Na edição de 16 de abril, num sábado, no caderno “Mercado”, a “Folha de S. Paulo” publicou uma entrevista do reitor da Universidade de Columbia, John Coatsworth — um especialista em economia. “País tem instituições sólidas, não é República das Bananas” é o título do texto. Embora permitam um debate produtivo, para além das ideologizações tão em voga, nem a “Folha” demonstrou interesse por discutir as ideias do acadêmico norte-americano.
O repórter Álvaro Fagundes pergunta a John Coatsworth se a América Latina “está vivendo outra oportunidade perdida”. Sua resposta: “O que é mais interessante é que, pela primeira vez desde os anos 1960, as instituições democráticas de boa parte da América Latina está sob pressão, e o que é mais impressionante é que essas instituições estão sobrevivendo — e até ficando mais fortes —, apesar da recessão. É uma oportunidade perdida? Talvez em termos econômicos, de usar o boom de preço das matérias-primas em crescimento sustentável, mas nem todos os países perderam essa oportunidade e devem voltar a crescer logo”.
Se Mino Carta está pessimista, assim como outros camaradas do PT, John Coatsworth contrapõe: “Estou bastante otimista com o Brasil. Existe um dinamismo na economia que não foi afetado pelo colapso do boom das commodities e, à medida que a economia global melhorar, o Brasil vai estar muito melhor. Outro motivo é que parte dos problemas econômicos do Brasil se deve à turbulência política. Um presidente popular e com mão firme vai deixar os investidores e os consumidores mais confiantes. Mesmo na questão política, o fato de as instituições estarem descobrindo e punindo corrupção é um grande avanço”.

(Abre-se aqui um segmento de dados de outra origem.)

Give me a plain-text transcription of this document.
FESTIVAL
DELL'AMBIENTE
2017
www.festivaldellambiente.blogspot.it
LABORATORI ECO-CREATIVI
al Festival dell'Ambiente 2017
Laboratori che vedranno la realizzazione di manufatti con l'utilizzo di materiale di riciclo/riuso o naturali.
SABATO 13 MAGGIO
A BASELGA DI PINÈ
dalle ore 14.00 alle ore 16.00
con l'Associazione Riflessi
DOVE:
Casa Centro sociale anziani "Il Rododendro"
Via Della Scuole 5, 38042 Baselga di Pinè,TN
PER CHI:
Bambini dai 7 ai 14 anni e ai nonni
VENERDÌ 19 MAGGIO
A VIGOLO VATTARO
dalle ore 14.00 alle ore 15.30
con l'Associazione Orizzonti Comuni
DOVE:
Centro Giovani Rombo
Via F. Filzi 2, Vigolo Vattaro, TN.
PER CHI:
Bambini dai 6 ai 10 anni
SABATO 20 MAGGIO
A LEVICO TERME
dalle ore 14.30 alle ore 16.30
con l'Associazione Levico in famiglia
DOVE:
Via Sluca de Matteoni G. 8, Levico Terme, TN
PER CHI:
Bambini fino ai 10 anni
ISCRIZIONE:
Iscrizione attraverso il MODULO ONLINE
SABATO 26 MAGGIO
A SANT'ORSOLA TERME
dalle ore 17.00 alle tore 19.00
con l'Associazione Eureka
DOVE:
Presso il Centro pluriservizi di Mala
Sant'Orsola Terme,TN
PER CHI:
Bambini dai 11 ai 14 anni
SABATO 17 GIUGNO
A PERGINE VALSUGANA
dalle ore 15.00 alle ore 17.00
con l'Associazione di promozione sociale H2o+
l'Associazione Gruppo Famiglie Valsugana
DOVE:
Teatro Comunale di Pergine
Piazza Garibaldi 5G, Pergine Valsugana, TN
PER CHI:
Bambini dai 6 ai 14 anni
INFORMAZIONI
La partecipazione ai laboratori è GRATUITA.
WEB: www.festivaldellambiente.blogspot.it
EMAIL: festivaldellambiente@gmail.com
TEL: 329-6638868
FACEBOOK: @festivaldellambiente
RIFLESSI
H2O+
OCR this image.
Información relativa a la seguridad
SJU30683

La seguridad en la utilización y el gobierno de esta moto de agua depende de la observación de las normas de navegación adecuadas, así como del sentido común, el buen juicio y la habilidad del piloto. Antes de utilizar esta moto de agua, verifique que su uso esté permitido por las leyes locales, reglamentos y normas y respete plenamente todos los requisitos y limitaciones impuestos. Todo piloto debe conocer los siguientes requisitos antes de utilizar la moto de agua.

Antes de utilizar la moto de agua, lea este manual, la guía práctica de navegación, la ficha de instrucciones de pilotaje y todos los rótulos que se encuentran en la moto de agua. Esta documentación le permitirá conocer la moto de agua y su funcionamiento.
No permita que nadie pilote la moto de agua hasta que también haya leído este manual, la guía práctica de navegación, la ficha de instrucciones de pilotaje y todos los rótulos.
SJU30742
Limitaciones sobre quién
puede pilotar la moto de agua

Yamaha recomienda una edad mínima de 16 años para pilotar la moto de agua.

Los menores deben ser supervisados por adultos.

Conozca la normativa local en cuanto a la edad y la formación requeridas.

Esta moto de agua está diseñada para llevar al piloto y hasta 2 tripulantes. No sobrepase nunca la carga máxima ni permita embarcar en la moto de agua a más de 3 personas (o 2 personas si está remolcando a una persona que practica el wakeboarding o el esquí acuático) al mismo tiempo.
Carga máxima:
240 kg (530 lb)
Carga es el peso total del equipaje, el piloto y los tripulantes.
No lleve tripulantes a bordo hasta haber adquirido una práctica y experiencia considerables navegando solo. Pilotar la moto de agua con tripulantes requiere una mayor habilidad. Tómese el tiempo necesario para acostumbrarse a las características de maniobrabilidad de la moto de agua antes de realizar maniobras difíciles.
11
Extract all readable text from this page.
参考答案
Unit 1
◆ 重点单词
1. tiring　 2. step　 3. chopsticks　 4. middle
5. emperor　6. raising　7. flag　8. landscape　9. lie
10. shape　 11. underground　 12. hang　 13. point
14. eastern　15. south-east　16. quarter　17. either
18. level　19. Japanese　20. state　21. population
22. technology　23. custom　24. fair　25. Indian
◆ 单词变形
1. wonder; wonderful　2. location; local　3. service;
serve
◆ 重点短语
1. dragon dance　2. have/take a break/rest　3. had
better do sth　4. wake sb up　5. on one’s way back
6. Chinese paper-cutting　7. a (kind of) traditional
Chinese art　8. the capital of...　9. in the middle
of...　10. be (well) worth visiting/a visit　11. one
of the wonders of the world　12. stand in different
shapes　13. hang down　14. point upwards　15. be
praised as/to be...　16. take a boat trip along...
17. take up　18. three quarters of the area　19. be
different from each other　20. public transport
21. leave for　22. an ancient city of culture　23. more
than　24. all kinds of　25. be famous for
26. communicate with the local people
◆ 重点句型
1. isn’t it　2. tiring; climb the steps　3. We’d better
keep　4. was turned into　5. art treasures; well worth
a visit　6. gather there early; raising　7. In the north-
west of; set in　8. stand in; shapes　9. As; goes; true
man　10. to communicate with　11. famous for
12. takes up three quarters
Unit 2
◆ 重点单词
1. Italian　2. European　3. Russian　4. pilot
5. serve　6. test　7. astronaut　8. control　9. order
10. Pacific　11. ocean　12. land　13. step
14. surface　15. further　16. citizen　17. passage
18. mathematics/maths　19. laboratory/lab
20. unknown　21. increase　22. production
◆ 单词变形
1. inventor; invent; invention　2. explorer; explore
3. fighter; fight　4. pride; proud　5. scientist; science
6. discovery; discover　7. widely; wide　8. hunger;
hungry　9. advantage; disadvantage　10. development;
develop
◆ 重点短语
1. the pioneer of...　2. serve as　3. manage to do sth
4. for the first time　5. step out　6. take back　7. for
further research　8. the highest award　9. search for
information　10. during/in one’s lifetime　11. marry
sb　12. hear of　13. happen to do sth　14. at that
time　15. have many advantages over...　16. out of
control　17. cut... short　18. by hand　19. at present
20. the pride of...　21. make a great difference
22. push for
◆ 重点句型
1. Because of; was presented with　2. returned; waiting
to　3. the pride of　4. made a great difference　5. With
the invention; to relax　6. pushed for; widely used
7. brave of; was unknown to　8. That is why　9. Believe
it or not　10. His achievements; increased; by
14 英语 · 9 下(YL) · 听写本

Leitores do Jornal Opção certamente devem ter percebido que há uma sintonia do nosso pensamento com o mestre americano: a vitalidade das instituições é inconteste. Quanto ao presidente popular dificilmente se poderá dizer isto de Michel Temer (PMDB) — ao menos no início de seu possível governo. Mas tudo indica que terá mais pulso do que Dilma Rousseff.
O repórter inquire sobre os motivos de as instituições estarem mais fortes. “Um dos motivos é que, diferentemente dos anos 1960, os problemas políticos vividos pela América Latina são 100% internos, não são afetados pela Guerra Fria. Os Estados Unidos não estão envolvidos nas dificuldades atuais do Brasil e isso é altamente positivo, porque os brasileiros vão poder resolver seus problemas sem se preocupar com outros fatores — o que não foi o caso em 1961”, afirma John Coatsworth. É provável que esteja se referindo a 1964, quando João Goulart foi retirado da Presidência da República por um golpe civil-militar.
A situação atual do país não tem a ver com outros tempos, na avaliação do reitor de Columbia. “Hoje o Brasil tem instituições que permitem que resolva isso” — sua crise política — “democraticamente, sem a mudança de regime. Eu não vejo nenhum motivo para o Brasil enfrentar uma crise constitucional.” De maneira analítica e sutil, o que John Coatsworth está dizendo é que não há nenhuma similitude entre os quadros políticos de 1964 e 2016.
Em 1964, havia uma crise institucional de ampla magnitude, que levou à derrubada do presidente João Goulart, o Jango. Cinquenta e dois anos depois, em 2016, não há uma crise que possa levar a uma ruptura institucional.
A presidente, se retirada do poder por intermédio do mecanismo do impeachment, não estará sendo “derrubada”, quer dizer, não há e não haverá nenhum golpe. Por meio de um mecanismo legal, o impedimento, civis estão sacando Dilma Rousseff do Palácio do Planalto, mas o país continuará democrático — quiçá mais democrático e mais aberto às variadas correntes políticas.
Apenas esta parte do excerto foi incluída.